We had dinner, thank you Jackie, and sat talking until almost 9. We left and returned home.
Friday- We did a lot of tasks around the MH. We had picked up a bunch of packages at the Hoell’s, so we opened them and put items away. Bob worked on the windshield wiper and I made some reservations. I did laundry and worked on the blog, plus made some phone calls.
At 11, Jackie picked us up and off we went to pick-up her in-laws, Herb and Lucille at their Assisted Living Facility. We went to lunch at McAllister’s Deli. Dr. Bob, who had to work today, joined us. After a nice lunch, we went to the Walmart Neighborhood Pharmacy, then off to the bank and we returned Herb and Lucille to their Assisted Living Facility. We toured the very nice facility.

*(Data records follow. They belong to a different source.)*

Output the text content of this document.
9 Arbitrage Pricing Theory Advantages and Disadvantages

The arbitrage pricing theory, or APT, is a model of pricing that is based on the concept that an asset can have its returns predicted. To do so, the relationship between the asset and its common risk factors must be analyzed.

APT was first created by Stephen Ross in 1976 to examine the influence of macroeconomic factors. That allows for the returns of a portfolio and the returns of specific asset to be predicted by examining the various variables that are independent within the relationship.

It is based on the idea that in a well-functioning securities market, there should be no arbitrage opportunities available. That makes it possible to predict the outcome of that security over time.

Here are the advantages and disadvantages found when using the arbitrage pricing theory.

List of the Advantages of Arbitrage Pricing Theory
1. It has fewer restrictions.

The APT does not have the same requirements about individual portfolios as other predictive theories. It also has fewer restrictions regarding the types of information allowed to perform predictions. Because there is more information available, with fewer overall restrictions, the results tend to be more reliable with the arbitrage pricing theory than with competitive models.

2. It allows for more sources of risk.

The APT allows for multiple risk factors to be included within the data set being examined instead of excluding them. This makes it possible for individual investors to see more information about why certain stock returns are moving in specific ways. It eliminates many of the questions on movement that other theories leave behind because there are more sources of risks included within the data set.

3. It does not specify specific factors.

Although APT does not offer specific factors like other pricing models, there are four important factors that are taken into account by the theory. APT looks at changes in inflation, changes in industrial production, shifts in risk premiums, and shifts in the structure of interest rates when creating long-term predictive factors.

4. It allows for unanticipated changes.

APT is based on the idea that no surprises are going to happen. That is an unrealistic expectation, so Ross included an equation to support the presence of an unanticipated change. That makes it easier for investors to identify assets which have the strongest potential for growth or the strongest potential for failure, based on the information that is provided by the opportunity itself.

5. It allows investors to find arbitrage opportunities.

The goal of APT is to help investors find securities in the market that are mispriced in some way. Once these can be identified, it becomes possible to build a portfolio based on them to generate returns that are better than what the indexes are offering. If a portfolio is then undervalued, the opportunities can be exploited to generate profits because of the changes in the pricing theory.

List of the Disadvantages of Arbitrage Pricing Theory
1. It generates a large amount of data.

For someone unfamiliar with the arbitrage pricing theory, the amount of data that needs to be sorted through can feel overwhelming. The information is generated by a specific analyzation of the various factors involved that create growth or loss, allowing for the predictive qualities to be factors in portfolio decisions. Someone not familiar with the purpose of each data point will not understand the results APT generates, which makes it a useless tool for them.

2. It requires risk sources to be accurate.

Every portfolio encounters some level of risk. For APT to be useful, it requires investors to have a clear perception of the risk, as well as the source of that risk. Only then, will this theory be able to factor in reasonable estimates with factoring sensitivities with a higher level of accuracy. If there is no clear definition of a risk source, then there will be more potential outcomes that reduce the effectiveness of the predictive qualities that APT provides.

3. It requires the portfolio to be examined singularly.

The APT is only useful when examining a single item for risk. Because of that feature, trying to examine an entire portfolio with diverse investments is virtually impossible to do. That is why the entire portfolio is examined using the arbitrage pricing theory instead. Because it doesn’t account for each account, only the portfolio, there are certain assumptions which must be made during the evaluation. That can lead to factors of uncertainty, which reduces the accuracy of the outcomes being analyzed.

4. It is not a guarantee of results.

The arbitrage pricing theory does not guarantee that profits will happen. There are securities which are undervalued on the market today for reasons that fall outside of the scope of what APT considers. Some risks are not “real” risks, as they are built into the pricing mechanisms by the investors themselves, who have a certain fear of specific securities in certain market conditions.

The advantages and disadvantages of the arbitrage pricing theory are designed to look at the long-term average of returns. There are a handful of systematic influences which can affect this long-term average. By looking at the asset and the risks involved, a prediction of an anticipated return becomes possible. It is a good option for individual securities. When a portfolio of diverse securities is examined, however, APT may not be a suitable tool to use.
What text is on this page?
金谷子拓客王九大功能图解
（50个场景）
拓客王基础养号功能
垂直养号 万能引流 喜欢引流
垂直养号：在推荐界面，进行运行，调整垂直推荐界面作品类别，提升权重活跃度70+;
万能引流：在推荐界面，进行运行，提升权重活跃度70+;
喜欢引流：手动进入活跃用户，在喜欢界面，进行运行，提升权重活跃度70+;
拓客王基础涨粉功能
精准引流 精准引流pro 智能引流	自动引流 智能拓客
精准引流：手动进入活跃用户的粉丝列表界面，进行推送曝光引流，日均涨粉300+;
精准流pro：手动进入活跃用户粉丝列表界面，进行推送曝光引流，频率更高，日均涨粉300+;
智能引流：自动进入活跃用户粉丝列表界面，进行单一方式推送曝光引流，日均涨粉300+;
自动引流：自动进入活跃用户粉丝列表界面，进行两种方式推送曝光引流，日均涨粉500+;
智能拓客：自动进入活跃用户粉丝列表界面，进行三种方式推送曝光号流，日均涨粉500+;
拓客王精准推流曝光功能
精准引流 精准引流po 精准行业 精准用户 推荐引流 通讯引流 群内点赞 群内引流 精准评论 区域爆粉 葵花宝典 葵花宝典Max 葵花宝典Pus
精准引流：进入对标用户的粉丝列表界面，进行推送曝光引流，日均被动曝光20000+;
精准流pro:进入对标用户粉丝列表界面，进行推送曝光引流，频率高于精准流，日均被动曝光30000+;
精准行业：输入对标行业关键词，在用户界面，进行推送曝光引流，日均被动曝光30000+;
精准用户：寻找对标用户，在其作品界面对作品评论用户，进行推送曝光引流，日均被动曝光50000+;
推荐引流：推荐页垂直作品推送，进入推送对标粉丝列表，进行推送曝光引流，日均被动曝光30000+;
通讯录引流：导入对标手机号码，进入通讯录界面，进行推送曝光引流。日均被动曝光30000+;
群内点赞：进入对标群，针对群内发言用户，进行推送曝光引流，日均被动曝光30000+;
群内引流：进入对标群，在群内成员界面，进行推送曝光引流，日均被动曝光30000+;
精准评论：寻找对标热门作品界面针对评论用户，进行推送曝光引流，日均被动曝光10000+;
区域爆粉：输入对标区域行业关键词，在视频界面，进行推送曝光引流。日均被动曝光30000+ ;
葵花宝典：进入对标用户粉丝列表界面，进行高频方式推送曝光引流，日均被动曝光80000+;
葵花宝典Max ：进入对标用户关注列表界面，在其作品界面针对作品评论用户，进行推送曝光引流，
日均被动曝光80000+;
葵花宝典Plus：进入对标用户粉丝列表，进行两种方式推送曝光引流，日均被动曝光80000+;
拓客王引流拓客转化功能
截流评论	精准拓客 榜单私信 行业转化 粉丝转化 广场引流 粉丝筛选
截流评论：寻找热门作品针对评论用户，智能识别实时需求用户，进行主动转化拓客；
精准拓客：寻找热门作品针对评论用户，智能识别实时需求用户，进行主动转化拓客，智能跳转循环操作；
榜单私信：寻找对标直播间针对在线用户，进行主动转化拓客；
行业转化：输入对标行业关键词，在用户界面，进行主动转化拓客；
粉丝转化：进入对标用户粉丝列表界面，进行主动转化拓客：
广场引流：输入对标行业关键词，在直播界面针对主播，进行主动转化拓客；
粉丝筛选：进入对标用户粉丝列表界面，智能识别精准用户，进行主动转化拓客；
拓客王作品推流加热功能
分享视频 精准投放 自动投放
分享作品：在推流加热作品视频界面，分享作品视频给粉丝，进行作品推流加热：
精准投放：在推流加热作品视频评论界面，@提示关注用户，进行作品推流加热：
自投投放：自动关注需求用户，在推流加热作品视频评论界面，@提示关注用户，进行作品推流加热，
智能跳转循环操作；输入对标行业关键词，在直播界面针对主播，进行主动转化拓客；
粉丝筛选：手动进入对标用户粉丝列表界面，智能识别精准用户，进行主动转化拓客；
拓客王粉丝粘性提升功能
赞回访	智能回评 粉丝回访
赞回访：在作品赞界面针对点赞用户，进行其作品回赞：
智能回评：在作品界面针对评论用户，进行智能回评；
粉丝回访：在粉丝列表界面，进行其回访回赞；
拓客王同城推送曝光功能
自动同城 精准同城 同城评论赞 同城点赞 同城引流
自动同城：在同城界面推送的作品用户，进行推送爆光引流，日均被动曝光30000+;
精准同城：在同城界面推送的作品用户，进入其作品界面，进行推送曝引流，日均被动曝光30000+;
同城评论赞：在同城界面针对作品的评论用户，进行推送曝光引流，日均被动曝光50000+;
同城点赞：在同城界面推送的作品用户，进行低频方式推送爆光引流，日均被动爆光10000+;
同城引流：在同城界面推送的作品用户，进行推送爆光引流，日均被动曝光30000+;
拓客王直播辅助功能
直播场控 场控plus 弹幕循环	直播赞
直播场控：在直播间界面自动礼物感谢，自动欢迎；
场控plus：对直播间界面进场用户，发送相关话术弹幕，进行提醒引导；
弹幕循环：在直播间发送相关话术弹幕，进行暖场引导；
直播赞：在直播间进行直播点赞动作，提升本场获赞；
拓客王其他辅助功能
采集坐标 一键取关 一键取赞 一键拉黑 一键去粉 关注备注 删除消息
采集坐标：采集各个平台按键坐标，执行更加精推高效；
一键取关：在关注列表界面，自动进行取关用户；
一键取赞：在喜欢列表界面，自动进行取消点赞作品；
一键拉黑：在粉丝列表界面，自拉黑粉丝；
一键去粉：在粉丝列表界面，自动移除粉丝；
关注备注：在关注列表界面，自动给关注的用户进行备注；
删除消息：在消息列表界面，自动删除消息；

We left and Jackie dropped us back at the MH. We put away our items and took the dogs with us to Jackie and Dr. Bob’s house. Bob and Jackie went to pick up their trailer which was in for repair, while I stayed at the house with the dogs.
They returned and we talked and watched a recorded TV show. At 5,Bob and I returned the dogs to the MH and fed them. Dr. Bob and Jackie picked us up and we went to the local Carmikes theaters to the Mugs and Movies to see the Magnificent 7.
We ate dinner during the movie and they dropped us back at the MH at about 10 PM.